Readers may recall that, in Mesgarlou, the plaintiff employee had sued for common law reasonable notice damages but, due to the language of his employment contract, the court limited his notice entitlement to one week, the minimum available to him under the Employment Standards Act. This left the plaintiff, Mesgarlou, with only $2,477, a sum that hardly justified his decision to go to court.
Having failed to agree on the apportionment of legal costs, the parties returned to court to settle the issue. In support of its argument that Mesgarlou pay a substantial amount of its legal costs, the employer pointed out that it had made two substantial offers – one of $30,000, and another of $22,123 – to settle Mesgarlou’s claim before trial. Mesgarlou had spurned both offers, and declined to make a counter-offer, thereby requiring a four-day trial, in which he was awarded only a small fraction of the lower settlement offer.
LEGAL FEES OF $33,500 “NOT UNREASONABLE”
The employer presented evidence that it had been billed $33,500, of which some $23,000 related to services rendered and disbursements incurred after the employer’s first offer to settle the case. While these figures were disputed by the plaintiff as inflated, the court observed that, because the employer was defending a claim of $200,000, as well as an unspecified sum for aggravated damages, costs of $33,500 were not unreasonable.
Mesgarlou also argued that it would be unfair to saddle him with the employer’s legal costs, given that he had been terminated without cause after a year of largely successful service to the employer and had yet to pay off his own substantial legal fees. While the court sympathized with Mesgarlou’s plight, it sided with the employer, quoting an English maxim on the risks of going to court to pursue a claim: “He that goes to law holds a wolf by the ear”.
- “[Mesgarlou] pursued a largely unsuccessful action against the defendant through to judgment after four days of trial, and did so notwithstanding successive offers of settlement in the weeks before the trial which would have left him far better off and would have avoided large amounts of the costs now being billed from having been incurred. The awarding of costs in civil actions is intended to compensate the successful party for some of its legal costs. Given the result at trial and the offers to settle, there can be no doubt that the defendant is the successful litigant. The degree to which such compensation is awarded may be increased where it appears that the unsuccessful party has proceeded to trial in the face of a bona fide offer to settle which would have been to his ultimate advantage.”

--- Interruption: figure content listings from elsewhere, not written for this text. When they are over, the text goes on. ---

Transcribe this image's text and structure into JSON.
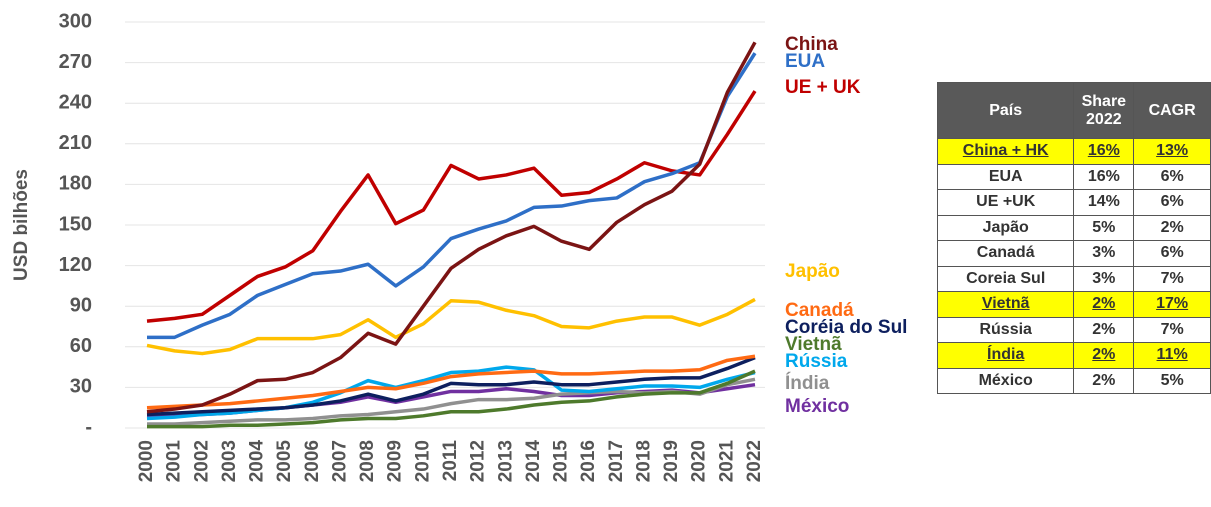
{
  "chart_data": {
    "type": "line",
    "y_label": "USD bilhões",
    "categories": [
      "2000",
      "2001",
      "2002",
      "2003",
      "2004",
      "2005",
      "2006",
      "2007",
      "2008",
      "2009",
      "2010",
      "2011",
      "2012",
      "2013",
      "2014",
      "2015",
      "2016",
      "2017",
      "2018",
      "2019",
      "2020",
      "2021",
      "2022"
    ],
    "ylim": [
      0,
      300
    ],
    "yticks": [
      {
        "value": 0,
        "label": "-"
      },
      30,
      60,
      90,
      120,
      150,
      180,
      210,
      240,
      270,
      300
    ],
    "grid": true,
    "series": [
      {
        "name": "China",
        "color": "#7b1414",
        "values": [
          12,
          14,
          17,
          25,
          35,
          36,
          41,
          52,
          70,
          62,
          90,
          118,
          132,
          142,
          149,
          138,
          132,
          152,
          165,
          175,
          195,
          248,
          285
        ]
      },
      {
        "name": "EUA",
        "color": "#2e6fc7",
        "values": [
          67,
          67,
          76,
          84,
          98,
          106,
          114,
          116,
          121,
          105,
          119,
          140,
          147,
          153,
          163,
          164,
          168,
          170,
          182,
          188,
          196,
          245,
          277
        ]
      },
      {
        "name": "UE + UK",
        "color": "#c00000",
        "values": [
          79,
          81,
          84,
          98,
          112,
          119,
          131,
          160,
          187,
          151,
          161,
          194,
          184,
          187,
          192,
          172,
          174,
          184,
          196,
          190,
          187,
          217,
          249
        ]
      },
      {
        "name": "Japão",
        "color": "#ffc000",
        "values": [
          61,
          57,
          55,
          58,
          66,
          66,
          66,
          69,
          80,
          67,
          77,
          94,
          93,
          87,
          83,
          75,
          74,
          79,
          82,
          82,
          76,
          84,
          95
        ]
      },
      {
        "name": "Canadá",
        "color": "#ff6a13",
        "values": [
          15,
          16,
          17,
          18,
          20,
          22,
          24,
          27,
          30,
          29,
          33,
          38,
          40,
          41,
          42,
          40,
          40,
          41,
          42,
          42,
          43,
          50,
          53
        ]
      },
      {
        "name": "Coréia do Sul",
        "color": "#0d1f5e",
        "values": [
          10,
          11,
          12,
          13,
          14,
          15,
          17,
          20,
          25,
          20,
          25,
          33,
          32,
          32,
          34,
          32,
          32,
          34,
          36,
          37,
          37,
          44,
          52
        ]
      },
      {
        "name": "Vietnã",
        "color": "#4e7a2c",
        "values": [
          1,
          1,
          1,
          2,
          2,
          3,
          4,
          6,
          7,
          7,
          9,
          12,
          12,
          14,
          17,
          19,
          20,
          23,
          25,
          26,
          26,
          33,
          42
        ]
      },
      {
        "name": "Rússia",
        "color": "#00a8ec",
        "values": [
          7,
          8,
          10,
          11,
          13,
          15,
          19,
          26,
          35,
          30,
          35,
          41,
          42,
          45,
          43,
          28,
          27,
          29,
          31,
          31,
          30,
          36,
          41
        ]
      },
      {
        "name": "Índia",
        "color": "#909090",
        "values": [
          3,
          3,
          4,
          5,
          6,
          6,
          7,
          9,
          10,
          12,
          14,
          18,
          21,
          21,
          22,
          25,
          26,
          27,
          26,
          27,
          25,
          32,
          36
        ]
      },
      {
        "name": "México",
        "color": "#7030a0",
        "values": [
          9,
          9,
          10,
          11,
          13,
          15,
          17,
          19,
          23,
          19,
          23,
          27,
          27,
          29,
          27,
          24,
          24,
          26,
          27,
          28,
          26,
          29,
          32
        ]
      }
    ]
  },
  "table": {
    "header": [
      "País",
      "Share 2022",
      "CAGR"
    ],
    "rows": [
      [
        "China + HK",
        "16%",
        "13%"
      ],
      [
        "EUA",
        "16%",
        "6%"
      ],
      [
        "UE +UK",
        "14%",
        "6%"
      ],
      [
        "Japão",
        "5%",
        "2%"
      ],
      [
        "Canadá",
        "3%",
        "6%"
      ],
      [
        "Coreia Sul",
        "3%",
        "7%"
      ],
      [
        "Vietnã",
        "2%",
        "17%"
      ],
      [
        "Rússia",
        "2%",
        "7%"
      ],
      [
        "Índia",
        "2%",
        "11%"
      ],
      [
        "México",
        "2%",
        "5%"
      ]
    ],
    "highlight_rows": [
      0,
      6,
      8
    ]
  }
}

With these principles in mind, the court awarded the defendant employer costs of $22,750, consisting of $3,000 for the period up to the first offer to settle, $19,000 for the period from the settlement offer to the end of the trial, and $750 for the costs hearing.
In Our View
Although , ultimately, this decision was favourable to the employer, it should be noted that the principles stated by the court could also operate to an employer’s detriment. If a plaintiff employee makes an offer to settle that is declined by the employer, and then succeeds at trial, it is the employer who will bear the costs burden, if acceptance of the employee’s offer would have been to the employer’s advantage. Therefore, while this decision offers a degree of comfort to employers forced to defend against employee claims, it should also serve as a reminder of the perils of proceeding to trial when the outcome is uncertain and an offer to settle has been made.